The source of truth is an orders table where each row is an order (not an item). Orders can be paid, refunded, or canceled. Only paid orders should contribute to GMV.
Task
Write a SQL query that returns daily paid GMV and its 7-day trailing moving average (including the current day) for a given date range.
Requirements
- Aggregate daily GMV as the sum of
order_total_usd for orders where status = 'paid'.
- Return one row per
order_date (UTC date) within 2024-01-01 to 2024-01-10 (inclusive).
- Compute
gmv_7d_moving_avg as the average of daily_gmv_usd over the window current day and previous 6 days.

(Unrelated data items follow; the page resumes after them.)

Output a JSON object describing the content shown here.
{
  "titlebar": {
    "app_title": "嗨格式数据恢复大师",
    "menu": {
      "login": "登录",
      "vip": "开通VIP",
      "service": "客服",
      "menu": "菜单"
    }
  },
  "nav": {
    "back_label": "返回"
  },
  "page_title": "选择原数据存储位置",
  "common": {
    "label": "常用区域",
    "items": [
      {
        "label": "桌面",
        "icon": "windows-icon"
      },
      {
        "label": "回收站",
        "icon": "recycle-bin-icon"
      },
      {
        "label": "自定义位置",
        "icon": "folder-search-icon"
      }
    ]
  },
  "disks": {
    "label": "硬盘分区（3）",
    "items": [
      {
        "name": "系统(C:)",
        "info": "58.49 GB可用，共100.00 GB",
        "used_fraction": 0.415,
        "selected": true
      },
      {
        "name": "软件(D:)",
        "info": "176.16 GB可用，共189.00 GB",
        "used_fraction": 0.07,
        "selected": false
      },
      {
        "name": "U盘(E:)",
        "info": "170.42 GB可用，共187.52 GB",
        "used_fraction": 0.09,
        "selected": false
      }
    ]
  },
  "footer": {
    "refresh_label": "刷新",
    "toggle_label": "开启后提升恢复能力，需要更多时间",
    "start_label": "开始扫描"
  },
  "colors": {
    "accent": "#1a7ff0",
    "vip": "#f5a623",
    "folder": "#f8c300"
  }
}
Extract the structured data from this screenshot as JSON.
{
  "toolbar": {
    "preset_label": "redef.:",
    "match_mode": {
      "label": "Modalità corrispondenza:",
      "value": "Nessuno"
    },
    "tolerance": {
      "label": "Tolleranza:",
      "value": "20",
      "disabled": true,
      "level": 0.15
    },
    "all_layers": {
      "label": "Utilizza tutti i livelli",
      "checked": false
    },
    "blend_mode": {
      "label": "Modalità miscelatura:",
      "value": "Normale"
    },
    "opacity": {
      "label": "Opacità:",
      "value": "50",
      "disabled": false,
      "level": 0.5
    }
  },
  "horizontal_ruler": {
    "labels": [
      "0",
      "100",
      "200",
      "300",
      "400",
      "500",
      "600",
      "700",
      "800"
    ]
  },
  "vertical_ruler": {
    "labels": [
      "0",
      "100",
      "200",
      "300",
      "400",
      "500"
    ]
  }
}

- If fewer than 7 prior days exist (early in the range), compute the average over the available days.
- Order results by
order_date ascending.
Table Definitions
orders
| column | type | description |
|---|
| order_id | BIGINT | Primary key |
| user_id | BIGINT | Buyer user id |
| order_ts | TIMESTAMP | Order creation timestamp in UTC |
| status | VARCHAR(20) | Order status: paid, refunded, canceled |
| order_total_usd | DECIMAL(10,2) | Total order amount in USD |
Sample Data
orders
| order_id | user_id | order_ts | status | order_total_usd |
|---|
| 9001 | 101 | 2024-01-01 10:15:00 | paid | 120.00 |
| 9002 | 102 | 2024-01-02 08:05:00 | paid | 80.00 |
| 9003 | 103 | 2024-01-03 12:30:00 | canceled | 200.00 |
| 9004 | 101 | 2024-01-03 18:10:00 | paid | 100.00 |
| 9005 | 104 | 2024-01-04 09:00:00 | paid | 60.00 |
Expected Output (for the sample data)
| order_date | daily_gmv_usd | gmv_7d_moving_avg |
|---|
| 2024-01-01 | 120.00 | 120.00 |
| 2024-01-02 | 80.00 | 100.00 |
| 2024-01-03 | 100.00 | 100.00 |
| 2024-01-04 | 60.00 | 90.00 |
Note: In real data, you may have multiple paid orders per day; the query should aggregate them before computing the moving average.